His last win came in the Group 1 Hong Kong Vase in 2012. He had only seven wins from 54 starts, but was always good for a place.

Melbourne Cup 2015

Becky Dunlop, the wife of trainer Ed Dunlop, walks along the race track as her horse Red Cadeaux fails to finish. Photo: AAP

That’s why Australian racing fans loved him so much. He finished second in the Melbourne Cup three times between 2011 and 2014, and he was the sentimental favourite to take out the 2015 edition.

He won more than $8 million in prize money, making him the most successful British horse – in terms of prize money – ever.

In the last race he completed he was third in the Geoffrey Freer Stakes in August.

The lure of going one better at Flemington caused the horse’s owners to bring him back for another tilt at the gruelling two-miler.

Just metres from the end, the 10-year-old’s fetlock fractured and he collapsed.

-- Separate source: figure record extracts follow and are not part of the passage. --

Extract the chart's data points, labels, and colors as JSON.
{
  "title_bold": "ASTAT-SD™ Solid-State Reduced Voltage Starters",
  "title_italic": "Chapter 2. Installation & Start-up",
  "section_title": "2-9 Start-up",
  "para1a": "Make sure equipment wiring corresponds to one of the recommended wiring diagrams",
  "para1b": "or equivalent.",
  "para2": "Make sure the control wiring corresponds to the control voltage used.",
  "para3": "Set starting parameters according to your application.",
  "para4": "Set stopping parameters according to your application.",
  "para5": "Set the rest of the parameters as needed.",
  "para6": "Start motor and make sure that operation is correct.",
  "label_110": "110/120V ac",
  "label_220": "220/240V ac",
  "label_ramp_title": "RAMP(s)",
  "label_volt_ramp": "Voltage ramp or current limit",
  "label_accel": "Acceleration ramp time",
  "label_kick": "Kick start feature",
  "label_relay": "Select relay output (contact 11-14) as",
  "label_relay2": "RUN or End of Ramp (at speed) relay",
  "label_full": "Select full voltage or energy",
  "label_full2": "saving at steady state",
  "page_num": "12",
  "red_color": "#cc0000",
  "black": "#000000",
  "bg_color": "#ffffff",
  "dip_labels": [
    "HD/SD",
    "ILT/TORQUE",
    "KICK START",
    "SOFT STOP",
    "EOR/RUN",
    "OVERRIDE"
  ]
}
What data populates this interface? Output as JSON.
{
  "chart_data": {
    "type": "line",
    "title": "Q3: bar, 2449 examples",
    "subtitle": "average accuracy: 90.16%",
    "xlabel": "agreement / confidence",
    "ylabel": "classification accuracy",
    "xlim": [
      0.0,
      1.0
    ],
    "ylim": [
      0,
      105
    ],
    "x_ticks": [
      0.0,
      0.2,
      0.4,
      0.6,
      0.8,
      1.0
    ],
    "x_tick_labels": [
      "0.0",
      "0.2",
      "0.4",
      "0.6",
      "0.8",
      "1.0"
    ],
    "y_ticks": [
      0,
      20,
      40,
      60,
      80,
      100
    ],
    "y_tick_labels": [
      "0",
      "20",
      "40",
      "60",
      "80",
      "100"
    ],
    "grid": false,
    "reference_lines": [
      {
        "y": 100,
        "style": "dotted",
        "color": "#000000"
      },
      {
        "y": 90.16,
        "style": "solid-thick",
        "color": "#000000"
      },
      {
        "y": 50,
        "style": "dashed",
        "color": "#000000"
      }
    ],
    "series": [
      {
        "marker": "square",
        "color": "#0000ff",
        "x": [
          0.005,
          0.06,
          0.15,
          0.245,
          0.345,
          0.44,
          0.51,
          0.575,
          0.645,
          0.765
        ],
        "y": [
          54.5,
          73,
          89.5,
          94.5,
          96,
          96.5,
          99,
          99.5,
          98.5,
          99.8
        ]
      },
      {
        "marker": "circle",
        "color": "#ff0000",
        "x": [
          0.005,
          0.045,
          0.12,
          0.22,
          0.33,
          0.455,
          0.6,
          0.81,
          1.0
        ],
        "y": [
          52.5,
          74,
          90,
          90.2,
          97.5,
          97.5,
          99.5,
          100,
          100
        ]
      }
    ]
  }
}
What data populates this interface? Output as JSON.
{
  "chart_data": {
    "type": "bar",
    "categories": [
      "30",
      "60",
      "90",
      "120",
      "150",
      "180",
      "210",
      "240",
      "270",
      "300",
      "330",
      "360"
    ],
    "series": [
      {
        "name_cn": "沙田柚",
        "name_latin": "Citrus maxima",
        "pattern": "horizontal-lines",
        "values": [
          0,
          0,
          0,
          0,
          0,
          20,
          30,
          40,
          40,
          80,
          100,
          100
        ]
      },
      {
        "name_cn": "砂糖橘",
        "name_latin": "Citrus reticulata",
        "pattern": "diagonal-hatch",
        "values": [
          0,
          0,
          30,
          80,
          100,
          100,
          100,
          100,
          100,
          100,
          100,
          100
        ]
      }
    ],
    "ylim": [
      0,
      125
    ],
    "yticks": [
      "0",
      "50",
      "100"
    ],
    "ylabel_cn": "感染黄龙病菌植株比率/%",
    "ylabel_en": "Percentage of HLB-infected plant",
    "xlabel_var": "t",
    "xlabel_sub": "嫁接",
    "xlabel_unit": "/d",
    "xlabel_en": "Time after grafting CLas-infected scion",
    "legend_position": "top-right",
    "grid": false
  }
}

Last year, when Red Cadeaux claimed his second-placing in the Cup, Dunlop said he was something special.

“He’s a late-maturing horse. He takes care of himself,” he said. “A nine-year-old horse needs some maintenance.

“We’ve all seen champions around the world and there will be many better horses than him, but for the horse to do what he’s just done is mind-boggling.

“I hope they love him for a long time.”

They will.

Red Cadeaux, in his glorious, beautiful failure, will be remembered long after the names of Dunaden, Fiorente and Protectionist – the horses that beat him on the first Tuesday in November – have faded from the mind.